ARTIST/CO-ORDINATOR BONNEY BOMBACH WITH YEAR 6/7 HOME HILL PRIMARY SCHOOL
Artist designed, community based process to produce series of wall installations comprised of twenty-five, bas-relief life-size figures providing a ‘vehicle’ for child-driven, individual narrative images depicting diverse aspects of their lives. This will inevitably reflect local culture/ ethnicity, environment/ecology, recreation/ agriculture etc. It will involve seventy-five children in three groups.
INTENTIONS:
Assist in revitalizing ‘dead’ spaces in main street by creation of groupings of highly colourist, uniquely designed figures, dynamic in movement, accessible to kids, broader community & visitors.
Create visual continuity through town, thereby linking spaces between walls of picnic parks, symbolic of community links/links between local community and visitors.
Promote sense of ‘ownership’ of works (establishing relationship between art & people) through
- active participation of local school children, teachers and some parents
- use of children’s body outlines
- human scale of work
Provide an engaging alternative to the traditional mural model
The theme: Narratives: Our life, land & water was devised by the artist to fit the commission brief. I was given a week to work with the children within their school.

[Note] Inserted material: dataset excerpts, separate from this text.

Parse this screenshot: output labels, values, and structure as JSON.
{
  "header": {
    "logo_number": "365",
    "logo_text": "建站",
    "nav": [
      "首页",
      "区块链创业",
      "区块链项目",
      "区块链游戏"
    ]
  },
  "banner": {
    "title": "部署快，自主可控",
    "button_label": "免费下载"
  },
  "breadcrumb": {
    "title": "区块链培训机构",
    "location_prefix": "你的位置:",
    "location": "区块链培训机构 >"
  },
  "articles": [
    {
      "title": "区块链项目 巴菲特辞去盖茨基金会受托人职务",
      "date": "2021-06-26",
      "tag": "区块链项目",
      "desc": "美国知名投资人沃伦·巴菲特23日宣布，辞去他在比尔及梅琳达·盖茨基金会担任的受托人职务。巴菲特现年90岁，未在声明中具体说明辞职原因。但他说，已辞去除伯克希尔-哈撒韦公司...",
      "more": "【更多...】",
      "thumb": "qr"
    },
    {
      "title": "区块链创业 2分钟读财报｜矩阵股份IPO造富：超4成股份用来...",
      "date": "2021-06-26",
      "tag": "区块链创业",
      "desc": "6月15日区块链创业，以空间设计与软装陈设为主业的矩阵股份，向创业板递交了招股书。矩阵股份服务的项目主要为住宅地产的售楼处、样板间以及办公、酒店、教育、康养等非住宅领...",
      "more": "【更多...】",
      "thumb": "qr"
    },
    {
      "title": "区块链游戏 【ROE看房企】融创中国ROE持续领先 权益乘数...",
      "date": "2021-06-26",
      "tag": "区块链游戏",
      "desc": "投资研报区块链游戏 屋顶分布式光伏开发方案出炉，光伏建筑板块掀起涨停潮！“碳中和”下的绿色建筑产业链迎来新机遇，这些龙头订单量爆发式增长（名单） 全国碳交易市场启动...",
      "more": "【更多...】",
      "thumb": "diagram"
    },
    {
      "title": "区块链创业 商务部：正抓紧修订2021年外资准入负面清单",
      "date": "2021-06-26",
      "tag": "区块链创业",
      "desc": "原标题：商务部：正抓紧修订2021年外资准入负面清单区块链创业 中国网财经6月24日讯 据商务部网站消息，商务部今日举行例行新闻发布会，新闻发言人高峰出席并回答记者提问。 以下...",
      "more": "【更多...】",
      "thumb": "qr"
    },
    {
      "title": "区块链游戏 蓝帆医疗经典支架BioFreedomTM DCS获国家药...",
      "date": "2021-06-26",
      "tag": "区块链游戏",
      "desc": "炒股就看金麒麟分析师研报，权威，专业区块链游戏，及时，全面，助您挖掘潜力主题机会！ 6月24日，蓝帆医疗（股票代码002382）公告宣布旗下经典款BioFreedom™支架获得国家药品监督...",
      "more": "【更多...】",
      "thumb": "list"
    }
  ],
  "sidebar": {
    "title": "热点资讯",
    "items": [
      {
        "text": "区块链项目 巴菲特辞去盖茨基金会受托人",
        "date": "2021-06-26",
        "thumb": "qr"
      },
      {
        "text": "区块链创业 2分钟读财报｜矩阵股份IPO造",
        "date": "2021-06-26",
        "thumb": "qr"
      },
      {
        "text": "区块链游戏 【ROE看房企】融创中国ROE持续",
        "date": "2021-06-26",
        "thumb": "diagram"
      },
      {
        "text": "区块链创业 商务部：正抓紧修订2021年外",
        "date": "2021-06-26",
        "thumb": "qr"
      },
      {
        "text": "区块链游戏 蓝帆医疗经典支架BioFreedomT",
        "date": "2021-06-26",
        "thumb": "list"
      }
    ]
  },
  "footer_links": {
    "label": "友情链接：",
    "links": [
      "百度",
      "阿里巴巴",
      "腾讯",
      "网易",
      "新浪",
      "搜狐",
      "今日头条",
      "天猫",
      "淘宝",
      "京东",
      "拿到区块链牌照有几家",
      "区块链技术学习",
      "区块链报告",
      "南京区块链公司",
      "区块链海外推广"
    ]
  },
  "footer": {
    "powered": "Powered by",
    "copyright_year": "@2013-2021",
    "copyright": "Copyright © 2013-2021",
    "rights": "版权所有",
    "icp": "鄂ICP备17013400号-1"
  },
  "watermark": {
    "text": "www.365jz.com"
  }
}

The Process: As with other similar projects, the shaped boards were cut from tracing around the children placed in dynamic positions choreographed by the artist.
Working with three groups of twenty five children, we brainstormed ideas around the theme, the children made sketches. The artist pre-mixed a large range of colours. Working three children per figure, through a process of collaboration and discussion each was allocated an area of the figure to work on , loosely transcribing their sketched ideas and then proceeding to paint the figures.
As the finished pieces were to be permanently installed on seven selected walls through the town, it was important that the finish be perfect. Thus the artist spent several weeks subsequently putting a final coat on each piece without in any way altering the work of the children.